La gastronomie a pris ces dernières années, une tendance de rapprochement avec un public plus large susceptible de fréquenter les bistrots plutôt que les restaurants. On a ainsi inventé le terme bistronomie. Mais ce nouveau mode de restauration date de beaucoup plus longtemps que l’on imagine, de 1987 plus exactement. Derrière ce concept, un chef étoilé bien connu, Michel Rostang. Nous l’avons rencontré au LUX* Belle Mare où il rechargeait ses accus avant d’affronter la saison hivernale en France.
Michel Rostang est un grand habitué de l’île Maurice. Il y est venu pour la première fois en 1982 à l’hôtel Le Paradis (Méridien à l’époque) puis au Saint Géran. Comme c’est souvent le cas, il s’est lié d’amitié avec l’hôtelier qui gérait cet établissement, en l’occurrence Paul Jones. Et c’est tout naturellement qu’il l’a suivi au LUX* Belle Mare. La fidélité aux valeurs est un des principes de Michel Rostang. Ainsi, il est resté fidèle à ses fondamentaux et a toujours défendu sa cuisine. De sorte qu’on lui a collé l’étiquette du « pape de la cuisine bourgeoise ».
Pour autant, Michel Rostang n’est pas insensible à l’évolution de la cuisine moderne. « On reste sur les bases classiques mais on allège les sauces. On fait de la cuisson sous-vide, on utilise des techniques modernes sans tomber dans les extrêmes comme la cuisine moléculaire, qui pour moi n’est rien d’autre que de la chimie. Être chef n’est pas être chimiste : « nous ne sommes pas tous des Ferran Adrià ». « La cuisine ne doit pas mélanger tous les goûts. Il ne faut pas en avoir plus de quatre dans un plat. J’ai horreur que l’on me dise de deviner 15 goûts dans une assiette », martèle-t-il.

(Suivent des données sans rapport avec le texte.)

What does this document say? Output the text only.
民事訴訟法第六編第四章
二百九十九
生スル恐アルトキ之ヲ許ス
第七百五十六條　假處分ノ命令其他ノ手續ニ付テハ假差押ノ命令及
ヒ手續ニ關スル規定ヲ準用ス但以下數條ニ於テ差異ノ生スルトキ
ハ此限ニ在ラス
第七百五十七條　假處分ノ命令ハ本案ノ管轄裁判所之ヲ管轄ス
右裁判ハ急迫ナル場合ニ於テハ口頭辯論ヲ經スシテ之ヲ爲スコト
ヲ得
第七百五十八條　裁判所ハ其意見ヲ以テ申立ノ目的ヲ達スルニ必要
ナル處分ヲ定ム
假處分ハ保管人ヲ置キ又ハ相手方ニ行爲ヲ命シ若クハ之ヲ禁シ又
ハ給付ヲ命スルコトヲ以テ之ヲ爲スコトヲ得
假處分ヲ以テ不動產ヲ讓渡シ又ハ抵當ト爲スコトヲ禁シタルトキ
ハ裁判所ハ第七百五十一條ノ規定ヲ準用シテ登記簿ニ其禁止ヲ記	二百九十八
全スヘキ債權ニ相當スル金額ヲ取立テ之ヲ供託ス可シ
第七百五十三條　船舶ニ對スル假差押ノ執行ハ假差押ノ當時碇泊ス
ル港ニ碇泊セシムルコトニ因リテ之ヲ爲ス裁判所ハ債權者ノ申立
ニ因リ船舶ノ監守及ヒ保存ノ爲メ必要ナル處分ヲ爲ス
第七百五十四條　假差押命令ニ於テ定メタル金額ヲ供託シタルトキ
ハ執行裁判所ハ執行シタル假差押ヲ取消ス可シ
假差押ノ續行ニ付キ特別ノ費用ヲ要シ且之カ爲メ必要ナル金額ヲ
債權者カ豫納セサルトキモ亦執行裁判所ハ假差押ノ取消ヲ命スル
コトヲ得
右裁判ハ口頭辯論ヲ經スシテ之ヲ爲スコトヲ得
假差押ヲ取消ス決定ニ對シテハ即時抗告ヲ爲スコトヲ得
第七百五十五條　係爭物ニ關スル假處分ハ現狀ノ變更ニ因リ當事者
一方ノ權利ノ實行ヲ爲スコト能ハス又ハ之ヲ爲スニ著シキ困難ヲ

Michel Rostang tient à son identité. Descendant d’une famille d’aubergistes de la région Rhône-Alpes, il en est la cinquième génération. Élevé dans les montagnes, il a grandi dans l’hôtel-restaurant de ses parents à Sassenage, près de Grenoble (deux étoiles au Michelin). Très tôt, il acquiert le goût des bonnes choses et a eu l’envie de devenir cuisinier. Il fait l’école hôtelière de Nice, travaille un peu chez son père Jo Rostang, dans La Bonne Auberge à Antibes (trois étoiles). Puis il part faire ses classes chez Lasserre, Lucas Carton, pour finalement s’installer dans son propre restaurant en 1978 au 20 de la rue Rennequin dans le 17e arrondissement avec son épouse Marie-Claude, fille et petite-fille de restaurateur.
« On y servait des produits frais de ma région d’origine, de la volaille de Brest, des poissons de lac, gratin dauphinois… Puis on s’est modernisé pour se mettre au goût du jour ». Un an après son ouverture, il obtient un macaron Michelin et un deuxième l’année suivante.
En 1987, il lance la bistronomie, un peu par un concours de circonstances. « Une boutique s’était libérée à côté du restaurant. On a voulu faire un bistrot lyonnais mais avec une cuisine plus travaillée ». Ainsi naquit Le Flaubert. La tendance était lancée, suivie par d’autres chefs en 88 et 89.
Avec l’aide de ses filles, il va encore diversifier son entreprise et, en 2006, investit dans une brasserie de poissons et fruits de mer, L’Écailler. En 2014 il ouvre le Café des Abattoirs, où l’on sert uniquement de la viande. « C’est le chef de ce café qui était venu pour lancer le four Jospert du LUX* Belle Mare la même année », rappelle-t-il.
Moins présent devant les fourneaux (c’est Nicolas Beaumann, qui est aujourd’hui chef de son restaurant gastronomique), Michel Rostang n’est pas pour autant éloigné de l’actualité de la restauration. Il déplore aujourd’hui une cuisine d’assemblage où les produits sont déjà préparés industriellement. « Certes, il est difficile de trouver de bons chefs. Mais on n’inculque plus le goût du travail en France ; tous les métiers sont touchés ». Dans les restaurants Rostang, tout est fait sur place, assure-t-il. Si vous avez la chance de vous y rendre, vous y trouverez toujours, à côté des nouvelles créations, les classiques de la cuisine française comme le « vrai » gratin dauphinois (sans fromage, sans oeuf) ou le lièvre à la royale.